There is a window on Broad Street that gives passersby a glimpse at vibrant colors and beautiful images.
And a time when many people are divided by social issues, this one window at least is a cause to smile and to reminded to love one another.
The window belongs to the Rome Area Council for the Arts and is located at 305 Broad Street, a location it shares with the Rome Area History Center.
The RACA window is filled with several vibrantly colored paintings done by local artists and students. Each tells a unique story in the themes it portrays, the colors it features and the way in which it is interpreted by the public.
“Those pieces are actually from our Heart Health Awareness project a few months ago,” said Ali Booker, RACA’s director. “Those are the paintings that were featured on the banners we hung in the 3rd Avenue parking deck.”
At the time, the paintings were created by various locals who were given the task of simply creating an image that, to them, said heart health. It was their interpretation of what heart health meant.
But that was before the coronavirus pandemic and before the recent racial tension across the country.
Now it seems the paintings illustrating love, care, health and community have taken on new meaning.

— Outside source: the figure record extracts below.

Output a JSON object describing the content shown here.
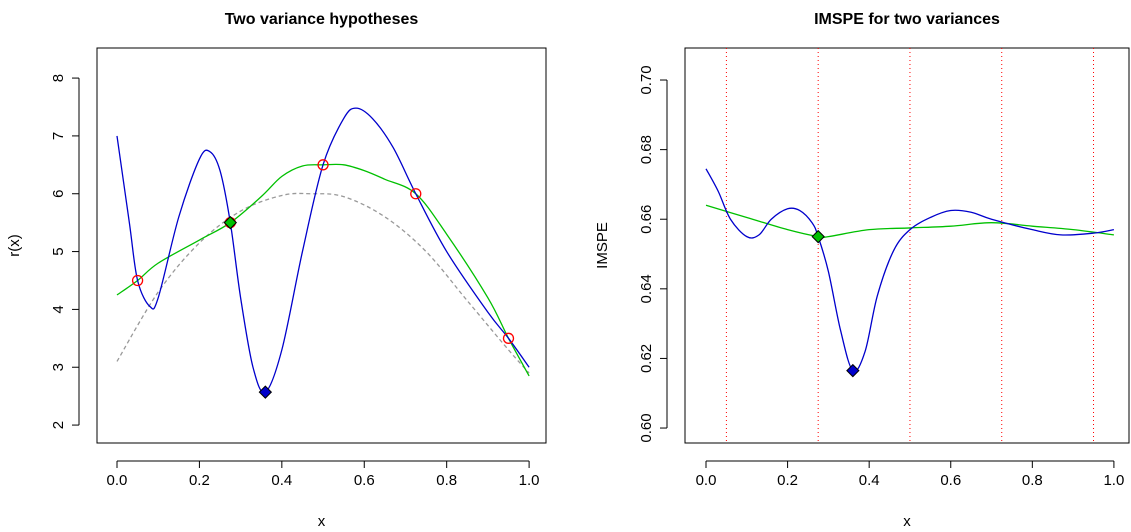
{
  "chart_data": [
    {
      "type": "line",
      "title": "Two variance hypotheses",
      "x_label": "x",
      "y_label": "r(x)",
      "xlim": [
        -0.0485,
        1.041
      ],
      "ylim": [
        1.69,
        8.52
      ],
      "xticks": [
        {
          "value": 0,
          "label": "0.0"
        },
        {
          "value": 0.2,
          "label": "0.2"
        },
        {
          "value": 0.4,
          "label": "0.4"
        },
        {
          "value": 0.6,
          "label": "0.6"
        },
        {
          "value": 0.8,
          "label": "0.8"
        },
        {
          "value": 1,
          "label": "1.0"
        }
      ],
      "yticks": [
        2,
        3,
        4,
        5,
        6,
        7,
        8
      ],
      "series": [
        {
          "style": "dashed",
          "color": "#999999",
          "x": [
            0,
            0.1,
            0.2,
            0.3,
            0.4,
            0.47,
            0.55,
            0.65,
            0.75,
            0.85,
            0.95,
            1.0
          ],
          "values": [
            3.1,
            4.3,
            5.15,
            5.7,
            5.97,
            6.0,
            5.95,
            5.6,
            5.0,
            4.15,
            3.3,
            2.9
          ]
        },
        {
          "style": "line",
          "color": "#00c000",
          "x": [
            0,
            0.05,
            0.1,
            0.2,
            0.275,
            0.35,
            0.4,
            0.45,
            0.5,
            0.55,
            0.6,
            0.65,
            0.725,
            0.8,
            0.9,
            0.95,
            1.0
          ],
          "values": [
            4.25,
            4.5,
            4.8,
            5.2,
            5.5,
            5.95,
            6.3,
            6.48,
            6.5,
            6.5,
            6.4,
            6.25,
            6.0,
            5.3,
            4.2,
            3.5,
            2.85
          ]
        },
        {
          "style": "line",
          "color": "#0000cc",
          "x": [
            0,
            0.03,
            0.05,
            0.08,
            0.1,
            0.15,
            0.2,
            0.225,
            0.25,
            0.275,
            0.3,
            0.33,
            0.36,
            0.4,
            0.45,
            0.5,
            0.55,
            0.58,
            0.62,
            0.67,
            0.725,
            0.8,
            0.9,
            0.95,
            1.0
          ],
          "values": [
            7.0,
            5.5,
            4.5,
            4.05,
            4.2,
            5.6,
            6.6,
            6.73,
            6.4,
            5.5,
            4.2,
            3.0,
            2.57,
            3.3,
            5.0,
            6.5,
            7.3,
            7.48,
            7.3,
            6.8,
            6.0,
            5.0,
            3.95,
            3.5,
            3.0
          ]
        },
        {
          "style": "circles",
          "color": "#ff0000",
          "x": [
            0.05,
            0.275,
            0.5,
            0.725,
            0.95
          ],
          "values": [
            4.5,
            5.5,
            6.5,
            6.0,
            3.5
          ]
        },
        {
          "style": "diamond",
          "color": "#0000cc",
          "x": [
            0.36
          ],
          "values": [
            2.57
          ]
        },
        {
          "style": "diamond",
          "color": "#00c000",
          "x": [
            0.275
          ],
          "values": [
            5.5
          ]
        }
      ]
    },
    {
      "type": "line",
      "title": "IMSPE for two variances",
      "x_label": "x",
      "y_label": "IMSPE",
      "xlim": [
        -0.0515,
        1.037
      ],
      "ylim": [
        0.5957,
        0.7092
      ],
      "xticks": [
        {
          "value": 0,
          "label": "0.0"
        },
        {
          "value": 0.2,
          "label": "0.2"
        },
        {
          "value": 0.4,
          "label": "0.4"
        },
        {
          "value": 0.6,
          "label": "0.6"
        },
        {
          "value": 0.8,
          "label": "0.8"
        },
        {
          "value": 1,
          "label": "1.0"
        }
      ],
      "yticks": [
        {
          "value": 0.6,
          "label": "0.60"
        },
        {
          "value": 0.62,
          "label": "0.62"
        },
        {
          "value": 0.64,
          "label": "0.64"
        },
        {
          "value": 0.66,
          "label": "0.66"
        },
        {
          "value": 0.68,
          "label": "0.68"
        },
        {
          "value": 0.7,
          "label": "0.70"
        }
      ],
      "vlines": [
        0.05,
        0.275,
        0.5,
        0.725,
        0.95
      ],
      "vline_color": "#ff0000",
      "series": [
        {
          "style": "line",
          "color": "#00c000",
          "x": [
            0,
            0.1,
            0.2,
            0.275,
            0.3,
            0.4,
            0.5,
            0.6,
            0.7,
            0.8,
            0.9,
            1.0
          ],
          "values": [
            0.664,
            0.6605,
            0.657,
            0.655,
            0.655,
            0.657,
            0.6575,
            0.658,
            0.659,
            0.658,
            0.657,
            0.6555
          ]
        },
        {
          "style": "line",
          "color": "#0000cc",
          "x": [
            0,
            0.03,
            0.06,
            0.1,
            0.13,
            0.16,
            0.2,
            0.23,
            0.26,
            0.275,
            0.3,
            0.33,
            0.36,
            0.39,
            0.42,
            0.46,
            0.5,
            0.55,
            0.6,
            0.65,
            0.7,
            0.8,
            0.87,
            0.95,
            1.0
          ],
          "values": [
            0.6745,
            0.668,
            0.66,
            0.655,
            0.6555,
            0.66,
            0.663,
            0.6625,
            0.659,
            0.655,
            0.645,
            0.628,
            0.6165,
            0.622,
            0.638,
            0.651,
            0.657,
            0.6605,
            0.6625,
            0.662,
            0.66,
            0.657,
            0.6555,
            0.656,
            0.657
          ]
        },
        {
          "style": "diamond",
          "color": "#0000cc",
          "x": [
            0.36
          ],
          "values": [
            0.6165
          ]
        },
        {
          "style": "diamond",
          "color": "#00c000",
          "x": [
            0.275
          ],
          "values": [
            0.655
          ]
        }
      ]
    }
  ]
}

“It’s very cool how the paintings have now taken on new life,” Booker said. “They were meant to be a part of our heart health project but today you look at them and they remind us to take care of others and to take care of ourselves and to spread love. Some of them illustrate unique nature themes. And right now when people are getting into nature more to avoid big crowds, that’s a reminder to take care of nature and the environment.”

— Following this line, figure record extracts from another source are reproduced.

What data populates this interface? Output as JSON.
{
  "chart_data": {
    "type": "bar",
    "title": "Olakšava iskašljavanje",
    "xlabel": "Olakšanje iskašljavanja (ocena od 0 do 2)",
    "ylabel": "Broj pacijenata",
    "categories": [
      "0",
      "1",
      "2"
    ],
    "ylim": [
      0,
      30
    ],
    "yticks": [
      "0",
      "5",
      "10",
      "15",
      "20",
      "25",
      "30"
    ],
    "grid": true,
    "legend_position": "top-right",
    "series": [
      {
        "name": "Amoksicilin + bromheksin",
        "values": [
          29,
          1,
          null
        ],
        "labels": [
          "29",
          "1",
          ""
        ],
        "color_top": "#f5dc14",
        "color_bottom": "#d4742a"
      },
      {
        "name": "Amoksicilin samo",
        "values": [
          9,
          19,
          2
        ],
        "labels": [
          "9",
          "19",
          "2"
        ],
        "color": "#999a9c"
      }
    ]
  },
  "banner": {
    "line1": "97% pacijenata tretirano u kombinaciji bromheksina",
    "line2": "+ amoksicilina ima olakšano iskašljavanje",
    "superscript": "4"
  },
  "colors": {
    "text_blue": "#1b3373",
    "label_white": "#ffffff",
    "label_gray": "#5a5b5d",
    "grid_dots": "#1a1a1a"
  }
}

The paintings are on display for the public to see as they drive or walk by the RACA office and Booker said they’re available for purchase as well.
She hopes that the display can keep art in the forefront of the community’s thoughts as we move forward in these uncertain times.
“We’re in the process of planning new ways to view art and to highlight local artists,” she said. “In times of crisis, art is unfortunately one of the first things that takes a hit. We want to keep artists, especially our local artists, in people’s minds.”
Booker praised the Rome community for its willingness to support art in a variety of forms — the The Rome International Film Festival, Rome Little Theatre, the Shakespeare Festival as well independent artists and crafters.
She said this is a pivotal time for the RACA board of directors as they work toward fresh and innovative programming that will allow them to keep supporting the arts in Rome.